Depuis la fin de la tournée en support de “They Want My Soul”, le multi-instrumentiste Eric Harvey a quitté Spoon. Il n’a pas été remplacé officiellement si ce n’est sur scène par le barbu Gerardo Larios. Ce dernier n’a donc pas participé à l’enregistrement de “Hot Thoughts”, l’excellent neuvième album du groupe, dont la coproduction a été confiée au célèbre Dave Fridmann. Il est d’ailleurs peut-être à l’origine de la direction légèrement électronique qui parsème la plaque même si, à l’instar de “Do I Have To Talk You Into It”, elle reste assez confidentielle en live.
Lorsqu’il laisse sa guitare au repos, Britt Daniel, le charismatique leader à la voix rocailleuse (on pense beaucoup à Stef Kamil Carlens de Zita Swoon) arpente incessamment la scène et le podium installé au milieu de celle-ci. Le reste du temps, il se produit devant un ventilateur tellement puissant qu’il cherchera à en diminuer la vitesse au détriment de l’original visuel “cheveux dans le vent”. Par ailleurs, les effets lumineux excessivement tamisés (on se balade essentiellement entre le rouge et le bleu) vont conférer à l’immense rideau accroché à l’arrière des musiciens un cachet particulièrement classieux
Entêtantes, leurs compositions calibrées pour la bande FM se basent toutefois sur un travail minutieux dont ils se sont fait une spécialité au fil des ans. On pense à The Cars et à Fleetwood Mac, d’autres maîtres en la matière (“I Turn My Camera On”, “Everything Hits At Once”). Mails ils peuvent également se montrer plus sinistres, à l’instar du crasseux “The Beast And Dragon, Adored” enchaîné à “Don’t You Evah” et sa basse entêtante.

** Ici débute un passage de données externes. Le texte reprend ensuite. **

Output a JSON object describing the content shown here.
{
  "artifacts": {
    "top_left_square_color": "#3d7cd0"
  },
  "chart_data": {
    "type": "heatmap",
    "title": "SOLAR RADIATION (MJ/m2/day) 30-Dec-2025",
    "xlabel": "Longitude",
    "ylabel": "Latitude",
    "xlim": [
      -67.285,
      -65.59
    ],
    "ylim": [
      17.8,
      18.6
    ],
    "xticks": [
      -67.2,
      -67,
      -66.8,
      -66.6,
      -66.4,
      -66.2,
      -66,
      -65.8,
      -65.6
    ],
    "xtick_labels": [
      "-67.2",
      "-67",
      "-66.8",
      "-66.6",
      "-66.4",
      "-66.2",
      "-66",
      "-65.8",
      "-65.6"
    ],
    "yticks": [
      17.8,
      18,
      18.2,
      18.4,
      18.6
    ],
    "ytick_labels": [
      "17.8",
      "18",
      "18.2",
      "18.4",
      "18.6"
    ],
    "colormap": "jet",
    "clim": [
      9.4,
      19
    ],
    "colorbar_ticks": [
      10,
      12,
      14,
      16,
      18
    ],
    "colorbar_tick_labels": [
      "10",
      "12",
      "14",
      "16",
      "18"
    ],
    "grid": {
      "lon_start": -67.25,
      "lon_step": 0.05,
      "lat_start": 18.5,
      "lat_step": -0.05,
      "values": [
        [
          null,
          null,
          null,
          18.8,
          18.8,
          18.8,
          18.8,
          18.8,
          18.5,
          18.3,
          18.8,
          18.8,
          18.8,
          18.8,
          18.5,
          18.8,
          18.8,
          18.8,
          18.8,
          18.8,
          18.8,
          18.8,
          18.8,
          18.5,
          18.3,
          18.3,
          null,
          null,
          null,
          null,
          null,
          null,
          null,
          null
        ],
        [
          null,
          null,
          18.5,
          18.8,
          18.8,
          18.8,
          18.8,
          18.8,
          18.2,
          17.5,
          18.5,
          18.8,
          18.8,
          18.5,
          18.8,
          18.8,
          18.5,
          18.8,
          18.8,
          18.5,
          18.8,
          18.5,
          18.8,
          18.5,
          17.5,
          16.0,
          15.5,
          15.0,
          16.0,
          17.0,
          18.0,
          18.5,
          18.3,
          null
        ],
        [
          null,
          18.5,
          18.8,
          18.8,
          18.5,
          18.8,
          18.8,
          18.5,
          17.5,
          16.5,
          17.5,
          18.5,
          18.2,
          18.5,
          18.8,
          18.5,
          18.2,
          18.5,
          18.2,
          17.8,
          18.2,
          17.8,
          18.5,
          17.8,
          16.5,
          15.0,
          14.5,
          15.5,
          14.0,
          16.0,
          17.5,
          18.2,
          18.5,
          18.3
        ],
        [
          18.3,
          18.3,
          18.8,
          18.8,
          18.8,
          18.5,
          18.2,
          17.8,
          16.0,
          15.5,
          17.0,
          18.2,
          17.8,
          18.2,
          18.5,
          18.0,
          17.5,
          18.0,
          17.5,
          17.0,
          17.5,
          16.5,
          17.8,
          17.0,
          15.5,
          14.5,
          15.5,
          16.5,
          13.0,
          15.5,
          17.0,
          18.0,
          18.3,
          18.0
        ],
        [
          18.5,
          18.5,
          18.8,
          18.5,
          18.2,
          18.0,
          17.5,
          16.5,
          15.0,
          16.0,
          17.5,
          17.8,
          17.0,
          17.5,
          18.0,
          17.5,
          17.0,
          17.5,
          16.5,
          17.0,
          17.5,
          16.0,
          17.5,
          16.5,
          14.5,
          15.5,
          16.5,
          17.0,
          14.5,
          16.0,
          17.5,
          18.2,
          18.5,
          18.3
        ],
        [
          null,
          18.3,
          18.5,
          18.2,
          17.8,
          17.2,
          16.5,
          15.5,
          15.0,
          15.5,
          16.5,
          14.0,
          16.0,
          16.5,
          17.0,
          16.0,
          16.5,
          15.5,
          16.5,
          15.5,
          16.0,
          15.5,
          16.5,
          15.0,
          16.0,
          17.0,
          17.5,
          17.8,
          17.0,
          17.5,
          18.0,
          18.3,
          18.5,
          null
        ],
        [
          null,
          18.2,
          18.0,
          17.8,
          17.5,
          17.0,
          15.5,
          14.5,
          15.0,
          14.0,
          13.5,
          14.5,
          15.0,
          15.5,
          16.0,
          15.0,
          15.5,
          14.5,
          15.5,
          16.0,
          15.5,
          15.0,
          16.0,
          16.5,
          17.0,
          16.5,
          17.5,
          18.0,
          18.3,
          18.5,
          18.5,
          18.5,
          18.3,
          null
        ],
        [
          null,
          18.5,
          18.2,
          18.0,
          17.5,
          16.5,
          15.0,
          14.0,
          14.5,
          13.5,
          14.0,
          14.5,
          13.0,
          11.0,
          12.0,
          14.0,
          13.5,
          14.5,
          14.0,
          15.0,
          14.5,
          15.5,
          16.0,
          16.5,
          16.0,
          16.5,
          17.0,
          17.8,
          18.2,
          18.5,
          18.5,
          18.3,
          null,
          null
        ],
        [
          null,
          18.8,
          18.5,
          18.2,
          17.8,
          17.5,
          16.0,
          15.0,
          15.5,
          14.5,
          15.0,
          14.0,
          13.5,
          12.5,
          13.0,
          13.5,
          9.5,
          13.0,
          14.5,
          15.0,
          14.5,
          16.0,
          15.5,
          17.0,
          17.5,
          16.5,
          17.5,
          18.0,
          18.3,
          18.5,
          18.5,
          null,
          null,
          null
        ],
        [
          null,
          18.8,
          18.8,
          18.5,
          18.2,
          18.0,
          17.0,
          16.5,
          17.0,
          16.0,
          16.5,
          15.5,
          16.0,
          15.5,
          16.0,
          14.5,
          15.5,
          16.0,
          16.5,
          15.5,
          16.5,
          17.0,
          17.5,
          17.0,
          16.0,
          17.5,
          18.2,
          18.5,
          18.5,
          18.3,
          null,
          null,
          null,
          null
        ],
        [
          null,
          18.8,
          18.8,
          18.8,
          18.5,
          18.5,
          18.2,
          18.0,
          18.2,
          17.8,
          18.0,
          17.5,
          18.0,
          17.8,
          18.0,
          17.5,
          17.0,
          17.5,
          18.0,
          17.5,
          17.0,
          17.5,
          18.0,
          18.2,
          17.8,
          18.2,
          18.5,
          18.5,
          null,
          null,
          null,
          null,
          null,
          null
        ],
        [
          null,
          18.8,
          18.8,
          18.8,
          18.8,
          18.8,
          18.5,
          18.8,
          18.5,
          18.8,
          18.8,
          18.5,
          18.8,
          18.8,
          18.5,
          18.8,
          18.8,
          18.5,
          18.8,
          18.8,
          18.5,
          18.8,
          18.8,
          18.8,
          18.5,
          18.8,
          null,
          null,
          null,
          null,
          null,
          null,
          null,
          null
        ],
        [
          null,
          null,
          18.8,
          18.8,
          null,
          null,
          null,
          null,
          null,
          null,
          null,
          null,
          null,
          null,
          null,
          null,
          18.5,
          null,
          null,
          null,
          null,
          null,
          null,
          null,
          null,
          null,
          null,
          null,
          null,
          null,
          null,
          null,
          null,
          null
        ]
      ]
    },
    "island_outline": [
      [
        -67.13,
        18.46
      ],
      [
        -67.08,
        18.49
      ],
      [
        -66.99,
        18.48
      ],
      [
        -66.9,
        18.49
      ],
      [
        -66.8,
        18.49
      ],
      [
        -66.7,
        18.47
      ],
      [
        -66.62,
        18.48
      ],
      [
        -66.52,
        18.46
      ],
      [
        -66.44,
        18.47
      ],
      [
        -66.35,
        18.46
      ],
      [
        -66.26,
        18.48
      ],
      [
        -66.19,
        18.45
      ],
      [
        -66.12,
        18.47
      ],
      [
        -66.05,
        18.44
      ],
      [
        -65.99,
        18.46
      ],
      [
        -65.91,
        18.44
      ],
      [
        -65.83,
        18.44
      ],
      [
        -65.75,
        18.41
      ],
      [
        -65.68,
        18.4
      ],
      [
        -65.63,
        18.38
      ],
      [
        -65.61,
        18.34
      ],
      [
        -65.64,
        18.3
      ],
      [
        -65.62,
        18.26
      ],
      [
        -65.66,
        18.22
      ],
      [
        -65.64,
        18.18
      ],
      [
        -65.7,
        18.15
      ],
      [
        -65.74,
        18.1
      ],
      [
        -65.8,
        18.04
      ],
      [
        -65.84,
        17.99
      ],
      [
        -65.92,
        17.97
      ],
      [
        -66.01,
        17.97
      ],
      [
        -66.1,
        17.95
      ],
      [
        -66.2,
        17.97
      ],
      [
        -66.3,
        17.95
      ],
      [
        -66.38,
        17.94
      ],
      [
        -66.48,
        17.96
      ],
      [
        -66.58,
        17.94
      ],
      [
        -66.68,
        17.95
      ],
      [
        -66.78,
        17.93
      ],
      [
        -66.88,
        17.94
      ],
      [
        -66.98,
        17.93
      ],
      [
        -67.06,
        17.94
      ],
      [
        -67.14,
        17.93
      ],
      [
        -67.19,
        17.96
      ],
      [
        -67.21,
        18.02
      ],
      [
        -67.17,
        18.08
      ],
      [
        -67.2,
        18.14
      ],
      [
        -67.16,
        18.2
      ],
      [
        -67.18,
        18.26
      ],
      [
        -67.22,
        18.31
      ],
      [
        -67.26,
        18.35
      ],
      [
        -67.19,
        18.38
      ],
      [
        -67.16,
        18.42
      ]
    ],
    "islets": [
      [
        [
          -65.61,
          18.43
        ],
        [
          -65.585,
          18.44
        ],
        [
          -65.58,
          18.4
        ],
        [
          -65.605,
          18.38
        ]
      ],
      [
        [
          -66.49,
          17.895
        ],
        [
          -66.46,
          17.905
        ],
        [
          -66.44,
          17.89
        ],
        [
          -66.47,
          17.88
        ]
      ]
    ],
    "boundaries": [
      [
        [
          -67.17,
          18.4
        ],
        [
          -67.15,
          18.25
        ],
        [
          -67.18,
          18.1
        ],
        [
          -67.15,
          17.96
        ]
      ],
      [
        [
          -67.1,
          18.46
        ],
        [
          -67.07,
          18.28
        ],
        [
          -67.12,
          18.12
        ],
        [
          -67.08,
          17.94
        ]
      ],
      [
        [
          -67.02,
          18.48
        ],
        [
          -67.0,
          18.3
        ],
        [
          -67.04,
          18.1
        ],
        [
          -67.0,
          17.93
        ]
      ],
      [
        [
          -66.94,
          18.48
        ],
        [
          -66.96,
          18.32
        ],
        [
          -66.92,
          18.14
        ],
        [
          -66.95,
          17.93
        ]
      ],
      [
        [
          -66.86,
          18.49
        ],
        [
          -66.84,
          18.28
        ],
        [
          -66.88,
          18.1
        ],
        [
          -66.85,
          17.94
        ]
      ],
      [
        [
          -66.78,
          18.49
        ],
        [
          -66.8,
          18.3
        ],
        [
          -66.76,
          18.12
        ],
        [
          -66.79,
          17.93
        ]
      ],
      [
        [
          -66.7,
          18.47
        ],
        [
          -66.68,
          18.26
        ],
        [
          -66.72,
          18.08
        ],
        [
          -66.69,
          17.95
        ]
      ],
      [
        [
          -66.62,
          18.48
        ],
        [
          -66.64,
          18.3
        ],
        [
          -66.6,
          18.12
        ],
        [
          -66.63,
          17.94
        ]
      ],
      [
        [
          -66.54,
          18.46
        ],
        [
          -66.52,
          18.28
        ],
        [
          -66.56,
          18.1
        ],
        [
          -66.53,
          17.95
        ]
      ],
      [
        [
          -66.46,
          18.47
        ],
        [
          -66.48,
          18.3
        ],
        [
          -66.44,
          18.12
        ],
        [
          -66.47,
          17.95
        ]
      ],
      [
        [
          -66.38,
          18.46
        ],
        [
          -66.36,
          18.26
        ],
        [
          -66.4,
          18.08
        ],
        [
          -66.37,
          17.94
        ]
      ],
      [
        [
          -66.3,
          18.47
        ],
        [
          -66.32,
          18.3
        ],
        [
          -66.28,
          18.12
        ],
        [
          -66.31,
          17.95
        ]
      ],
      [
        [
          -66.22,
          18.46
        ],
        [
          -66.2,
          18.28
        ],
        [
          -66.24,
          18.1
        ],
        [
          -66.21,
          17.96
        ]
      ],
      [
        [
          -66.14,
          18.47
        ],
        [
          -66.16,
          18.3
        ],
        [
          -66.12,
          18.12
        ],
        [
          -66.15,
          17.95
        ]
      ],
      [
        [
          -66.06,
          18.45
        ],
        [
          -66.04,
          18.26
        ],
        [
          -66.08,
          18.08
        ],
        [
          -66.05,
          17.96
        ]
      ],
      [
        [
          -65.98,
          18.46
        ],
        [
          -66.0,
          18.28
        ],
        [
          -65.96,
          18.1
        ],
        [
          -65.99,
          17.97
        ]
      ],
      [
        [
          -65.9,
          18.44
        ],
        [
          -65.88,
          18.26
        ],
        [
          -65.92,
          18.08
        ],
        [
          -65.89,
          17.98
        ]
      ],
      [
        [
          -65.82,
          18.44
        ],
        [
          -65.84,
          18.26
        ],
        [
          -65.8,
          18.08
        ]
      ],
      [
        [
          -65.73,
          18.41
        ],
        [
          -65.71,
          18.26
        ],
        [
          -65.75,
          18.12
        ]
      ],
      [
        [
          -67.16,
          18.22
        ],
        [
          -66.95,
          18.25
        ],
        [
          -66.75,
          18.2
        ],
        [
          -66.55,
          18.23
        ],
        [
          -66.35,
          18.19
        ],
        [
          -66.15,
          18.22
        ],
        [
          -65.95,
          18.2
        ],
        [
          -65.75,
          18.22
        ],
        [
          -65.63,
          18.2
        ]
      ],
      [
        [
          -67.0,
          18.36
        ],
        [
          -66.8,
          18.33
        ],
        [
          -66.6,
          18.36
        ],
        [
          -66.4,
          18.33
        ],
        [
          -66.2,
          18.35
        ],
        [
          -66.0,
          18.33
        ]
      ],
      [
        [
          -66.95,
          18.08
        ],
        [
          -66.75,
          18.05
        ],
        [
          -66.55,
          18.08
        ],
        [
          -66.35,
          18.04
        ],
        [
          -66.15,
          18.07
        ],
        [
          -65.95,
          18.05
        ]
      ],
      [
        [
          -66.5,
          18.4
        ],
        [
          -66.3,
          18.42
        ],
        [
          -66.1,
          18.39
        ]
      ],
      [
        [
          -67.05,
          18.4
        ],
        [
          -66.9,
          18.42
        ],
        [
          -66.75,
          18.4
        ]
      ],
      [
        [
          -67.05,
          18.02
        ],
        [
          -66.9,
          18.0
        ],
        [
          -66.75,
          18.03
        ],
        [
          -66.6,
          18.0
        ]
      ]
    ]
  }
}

Au terme d’un “Do You” somme toute assez pop, le batteur Jim Eno et le bassiste Rob Pope sont venus boire une bière à nos côtés pendant que le claviériste se prenait un délire à la Vangelis qui durera cinq bonnes minutes dans l’obscurité la plus totale. Une sorte de pénitence qui s’effacera nette lorsque débutera “I Ain’t The One” (avec un Britt couché à même le podium) qui va littéralement nous subjuguer et donner une autre dynamique à la seconde moitié du show.
Ainsi, “Anything You Want”, quelque part entre Weezer et Pavement, introduira un groovant “Can I Sit Next To You”, un des trop rares nouveaux titres joués ce soir. Il est vrai que leur impressionnant back catalogue ne leur facilite pas la tâche au moment de coucher la set-list et de partir à l’abordage. “My Mathematical Mind” et “Don’t Make Me A Target” nous feront ensuite voyager dans l’univers des débuts de dEUS (la structure glaciale mais aussi la voix qui renvoie par moments à celle de Tom Barman). Pointons encore un “Got Nuffin” très rock ‘n’ roll que l’on aurait plutôt vu terminer le set principal au lieu du très Beatles psychédélique “Black Like Me”…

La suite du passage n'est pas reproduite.